It is often claimed that VASP cannot “scale” to more than 1000 cores, but this is not entirely correct, as can be seen in the graph below.
What you see are results from Lindgren, the Cray XE6 system at PDC, running a full SCF cycle on a 1200-atom NiSi surface. With 384 cores, the job requires about one hour without using too aggressive settings. This is a respectable run-time by itself, but we can also see that we can rougly triple the speed by increasing the number cores up to the plateau value of ca 2300 cores. But we pay a price for this, which is spending almost 2x more core hours in total to get the job done. So if you ask about the upper limit for VASP in terms of number of cores, the answer is that it depends the size of simulation cell, and the loss of core hours that one is willing to accept to get results quickly.
For everyday calculations, my personal preference is to use the node count where the computational efficiency drops below 50%. In this case, gettting > 50% efficiency for more than say 16 compute nodes (128-384c) is usually a challenge, even for big simulations with many hundred atoms.

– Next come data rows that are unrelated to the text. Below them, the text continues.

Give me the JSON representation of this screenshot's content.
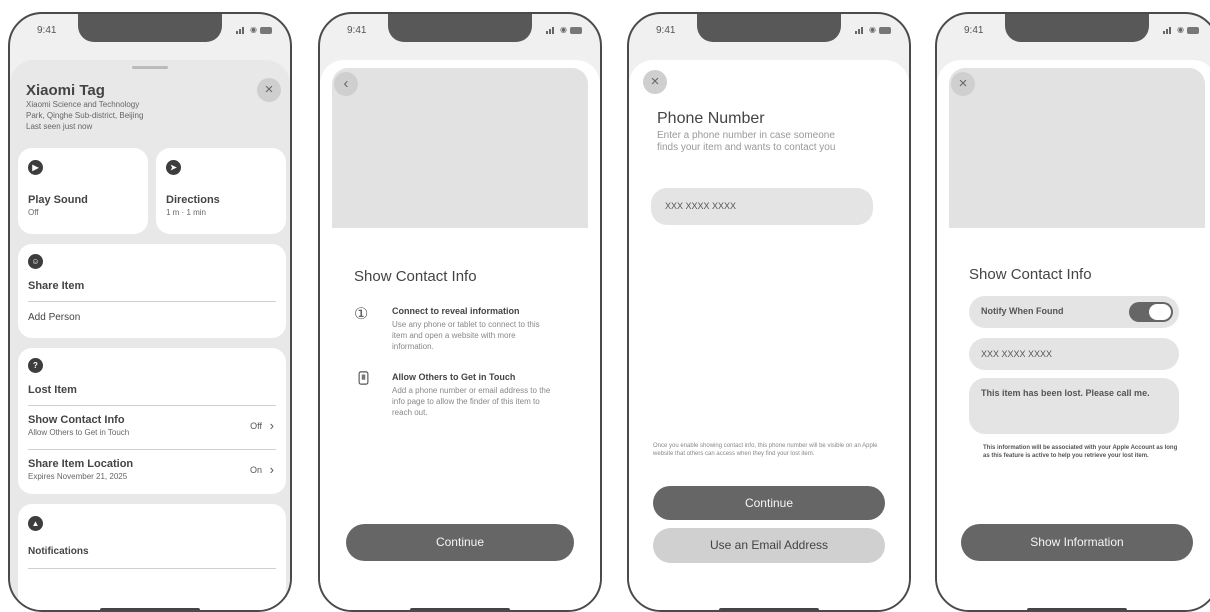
{
  "status_time": "9:41",
  "screen1": {
    "title": "Xiaomi Tag",
    "address_line1": "Xiaomi Science and Technology",
    "address_line2": "Park, Qinghe Sub-district, Beijing",
    "last_seen": "Last seen just now",
    "play_sound": {
      "label": "Play Sound",
      "value": "Off"
    },
    "directions": {
      "label": "Directions",
      "value": "1 m · 1 min"
    },
    "share_item": {
      "label": "Share Item",
      "add_person": "Add Person"
    },
    "lost_item": {
      "label": "Lost Item",
      "show_contact": {
        "label": "Show Contact Info",
        "sub": "Allow Others to Get in Touch",
        "value": "Off"
      },
      "share_location": {
        "label": "Share Item Location",
        "sub": "Expires November 21, 2025",
        "value": "On"
      }
    },
    "notifications": {
      "label": "Notifications"
    }
  },
  "screen2": {
    "heading": "Show Contact Info",
    "step1": {
      "title": "Connect to reveal information",
      "body": "Use any phone or tablet to connect to this item and open a website with more information."
    },
    "step2": {
      "title": "Allow Others to Get in Touch",
      "body": "Add a phone number or email address to the info page to allow the finder of this item to reach out."
    },
    "continue_label": "Continue"
  },
  "screen3": {
    "heading": "Phone Number",
    "subtitle": "Enter a phone number in case someone finds your item and wants to contact you",
    "phone_placeholder": "XXX XXXX XXXX",
    "disclaimer": "Once you enable showing contact info, this phone number will be visible on an Apple website that others can access when they find your lost item.",
    "continue_label": "Continue",
    "email_label": "Use an Email Address"
  },
  "screen4": {
    "heading": "Show Contact Info",
    "notify_label": "Notify When Found",
    "phone_value": "XXX XXXX XXXX",
    "message": "This item has been lost. Please call me.",
    "info": "This information will be associated with your Apple Account as long as this feature is active to help you retrieve your lost item.",
    "show_info_label": "Show Information"
  },
  "icons": {
    "close": "×",
    "back": "‹",
    "step1": "①",
    "chevron": "›"
  },
  "colors": {
    "button_dark": "#666666",
    "panel_bg": "#f0f0f0"
  }
}
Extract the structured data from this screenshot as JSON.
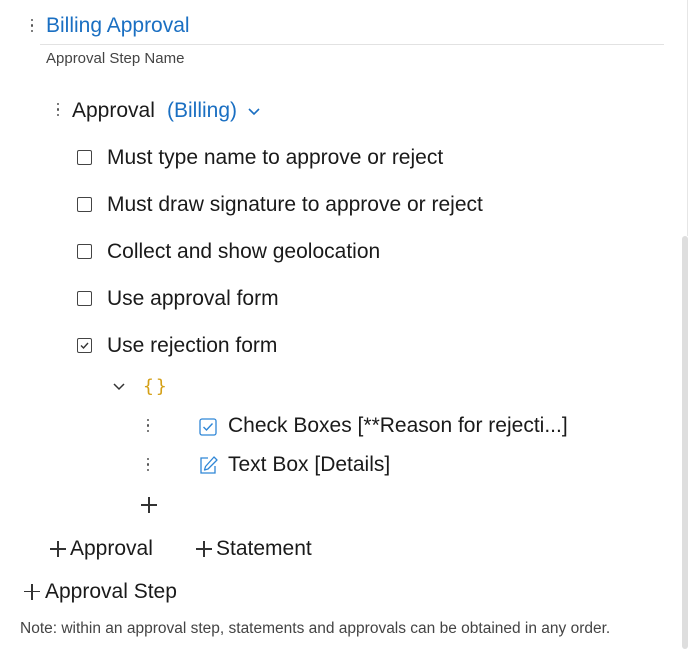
{
  "step": {
    "title": "Billing Approval",
    "caption": "Approval Step Name"
  },
  "approval": {
    "label": "Approval",
    "role": "(Billing)",
    "options": [
      {
        "label": "Must type name to approve or reject",
        "checked": false
      },
      {
        "label": "Must draw signature to approve or reject",
        "checked": false
      },
      {
        "label": "Collect and show geolocation",
        "checked": false
      },
      {
        "label": "Use approval form",
        "checked": false
      },
      {
        "label": "Use rejection form",
        "checked": true
      }
    ],
    "form": {
      "braces": "{}",
      "fields": [
        {
          "label": "Check Boxes [**Reason for rejecti...]",
          "icon": "checkbox-icon"
        },
        {
          "label": "Text Box [Details]",
          "icon": "edit-icon"
        }
      ]
    }
  },
  "actions": {
    "add_approval": "Approval",
    "add_statement": "Statement",
    "add_step": "Approval Step"
  },
  "note": "Note: within an approval step, statements and approvals can be obtained in any order.",
  "colors": {
    "accent": "#1a6fc2",
    "braces": "#d4a017"
  }
}
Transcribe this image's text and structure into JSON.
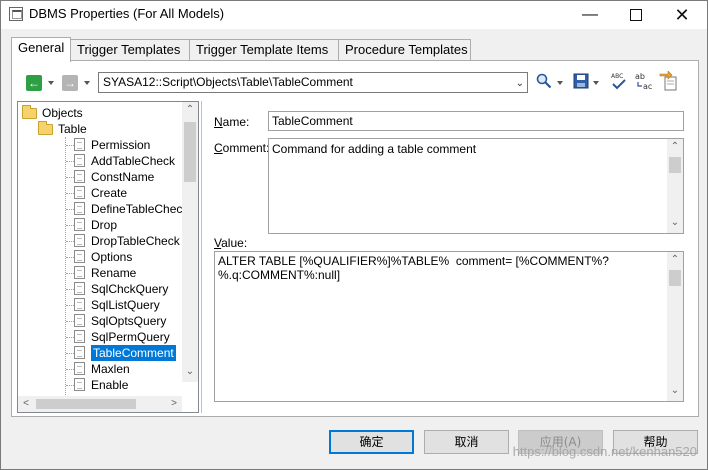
{
  "window": {
    "title": "DBMS Properties (For All Models)"
  },
  "tabs": [
    "General",
    "Trigger Templates",
    "Trigger Template Items",
    "Procedure Templates"
  ],
  "toolbar": {
    "path": "SYASA12::Script\\Objects\\Table\\TableComment"
  },
  "tree": {
    "root": "Objects",
    "folder": "Table",
    "items": [
      "Permission",
      "AddTableCheck",
      "ConstName",
      "Create",
      "DefineTableCheck",
      "Drop",
      "DropTableCheck",
      "Options",
      "Rename",
      "SqlChckQuery",
      "SqlListQuery",
      "SqlOptsQuery",
      "SqlPermQuery",
      "TableComment",
      "Maxlen",
      "Enable"
    ],
    "selected": "TableComment"
  },
  "form": {
    "name_label_ul": "N",
    "name_label_rest": "ame:",
    "name_value": "TableComment",
    "comment_label_ul": "C",
    "comment_label_rest": "omment:",
    "comment_value": "Command for adding a table comment",
    "value_label_ul": "V",
    "value_label_rest": "alue:",
    "value_line1": "ALTER TABLE [%QUALIFIER%]%TABLE%  comment= [%COMMENT%?",
    "value_line2": "%.q:COMMENT%:null]"
  },
  "buttons": {
    "ok": "确定",
    "cancel": "取消",
    "apply": "应用(A)",
    "help": "帮助"
  },
  "watermark": "https://blog.csdn.net/kenhan520",
  "colors": {
    "selection": "#0078d7",
    "back_arrow": "#2ea043"
  }
}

A small investigation of differently sized supercells revealed the following relationship:
Technically, this is an example of weak scaling, where a large simulation size is necessary to get good parallel scaling. Judging by this study, we find that there is indeed no reasonably sized simulation cell where VASP can be run on > 1000 cores without poor efficiency.
But for large one-shot jobs, where time to solution is important, a lower efficiency is acceptable. There are several reasons why you would want to do this:
- You need the results fast due to a deadline, or the sequential nature of the study.
- It is the only way to get your job through due to practical wall-time limits (typically less than one week at most supercomputing center).